Hili: Bo to, po co wskoczyłam na to drzewo jest już na dachu.

And, mirabile dictu, Gus as been drinking in Winnipeg. Not booze but water, and not from his bowl but from the garden pond. A video:

And a photo:

Finally, today’s count: 22 to go!:

12 Comments

  1. David Coxill
    Posted August 26, 2017 at 6:45 am | Permalink

    Hi Doc ,just wondered if you have seen the story on The Independent website ,a gay man was turned down for adopting 2 cats because the woman said it is against her religion .
    The story gets more complicated ,don’t know how to post a link .

  2. Mike
    Posted August 26, 2017 at 6:45 am | Permalink

    That Cat has the look of Demon.lol

  3. Lauren
    Posted August 26, 2017 at 6:57 am | Permalink

    I’m a long-time follower but had your RSS feed sent directly to my Reeder so wasn’t counted in your followers. I signed up today through your website as I wanted to be counted in your first 50,000.

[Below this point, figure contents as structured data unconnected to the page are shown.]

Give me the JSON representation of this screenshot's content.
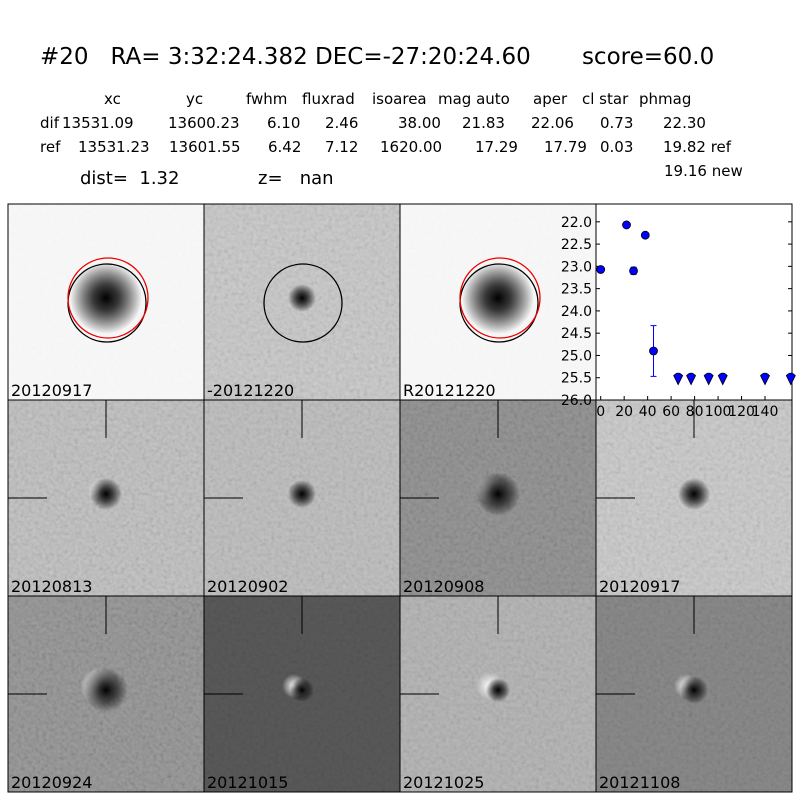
{
  "header": {
    "title": "#20   RA= 3:32:24.382 DEC=-27:20:24.60       score=60.0"
  },
  "table": {
    "columns": [
      "xc",
      "yc",
      "fwhm",
      "fluxrad",
      "isoarea",
      "mag auto",
      "aper",
      "cl star",
      "phmag"
    ],
    "rows": [
      [
        "dif",
        "13531.09",
        "13600.23",
        "6.10",
        "2.46",
        "38.00",
        "21.83",
        "22.06",
        "0.73",
        "22.30"
      ],
      [
        "ref",
        "13531.23",
        "13601.55",
        "6.42",
        "7.12",
        "1620.00",
        "17.29",
        "17.79",
        "0.03",
        "19.82 ref"
      ]
    ],
    "new_phmag": "19.16 new"
  },
  "info": {
    "dist": "dist=  1.32",
    "z": "z=   nan"
  },
  "panels": [
    {
      "label": "20120917",
      "color": "#000000"
    },
    {
      "label": "-20121220",
      "color": "#000000"
    },
    {
      "label": "R20121220",
      "color": "#000000"
    },
    {
      "label": "20120813",
      "color": "#000000"
    },
    {
      "label": "20120902",
      "color": "#000000"
    },
    {
      "label": "20120908",
      "color": "#000000"
    },
    {
      "label": "20120917",
      "color": "#ff0000"
    },
    {
      "label": "20120924",
      "color": "#000000"
    },
    {
      "label": "20121015",
      "color": "#000000"
    },
    {
      "label": "20121025",
      "color": "#000000"
    },
    {
      "label": "20121108",
      "color": "#000000"
    }
  ],
  "chart_data": {
    "type": "scatter",
    "xlim": [
      -4,
      163
    ],
    "xticks": [
      0,
      20,
      40,
      60,
      80,
      100,
      120,
      140
    ],
    "ylim": [
      26.0,
      21.6
    ],
    "yticks": [
      {
        "value": 22.0,
        "label": "22.0"
      },
      {
        "value": 22.5,
        "label": "22.5"
      },
      {
        "value": 23.0,
        "label": "23.0"
      },
      {
        "value": 23.5,
        "label": "23.5"
      },
      {
        "value": 24.0,
        "label": "24.0"
      },
      {
        "value": 24.5,
        "label": "24.5"
      },
      {
        "value": 25.0,
        "label": "25.0"
      },
      {
        "value": 25.5,
        "label": "25.5"
      },
      {
        "value": 26.0,
        "label": "26.0"
      }
    ],
    "series": [
      {
        "color": "#0000ff",
        "marker": "circle",
        "x": [
          0,
          22,
          28,
          38,
          45
        ],
        "values": [
          23.07,
          22.07,
          23.1,
          22.3,
          24.9
        ],
        "errors": [
          0.03,
          0.03,
          0.08,
          0.03,
          0.57
        ]
      },
      {
        "color": "#0000ff",
        "marker": "triangle_down",
        "x": [
          66,
          77,
          92,
          104,
          140,
          162
        ],
        "values": [
          25.52,
          25.52,
          25.52,
          25.52,
          25.52,
          25.52
        ]
      }
    ]
  }
}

    Thank you for your tutelage, opinions, factual commentary and information over the years.

  4. busterggi
    Posted August 26, 2017 at 8:23 am | Permalink

    Cats have evolved quickly so as to no longer look like bad paintings.

  5. Ken Kukec
    Posted August 26, 2017 at 10:18 am | Permalink

    Does every popsicle flavor get its own day, or just cherry? Great thing about popsicles was they were the one cold treat you could crack in half and share with a buddy. We used to snap ’em apart on a street sign next to the corner store in my neighborhood (where they cost 7¢ apiece, if memory serves.)

  6. JohnnieCanuck
    Posted August 26, 2017 at 1:00 pm | Permalink

    I see 50,001. Congratulations!

    Onward and upward, now.

  7. Posted August 26, 2017 at 5:37 pm | Permalink

    Man, what a disappointing Hals. He’s always been one of my absolute favourites. Portraying humans, that is 🙂

    I know what you mean, but still, no way can Magna Carta be described as Enlightenment-inspired. And I’d like Thomas Paine to be mentioned when speaking of The Rights of Man.

    • Tim Harris
      Posted August 26, 2017 at 7:33 pm | Permalink

      Re Hals, many painters couldn’t paint babies either. Try Cranach’s babies & cherubs. They are astonishingly misshapen and ugly. And the Christ-childs (Christ-children?) of many Renaissance artists look like small adults.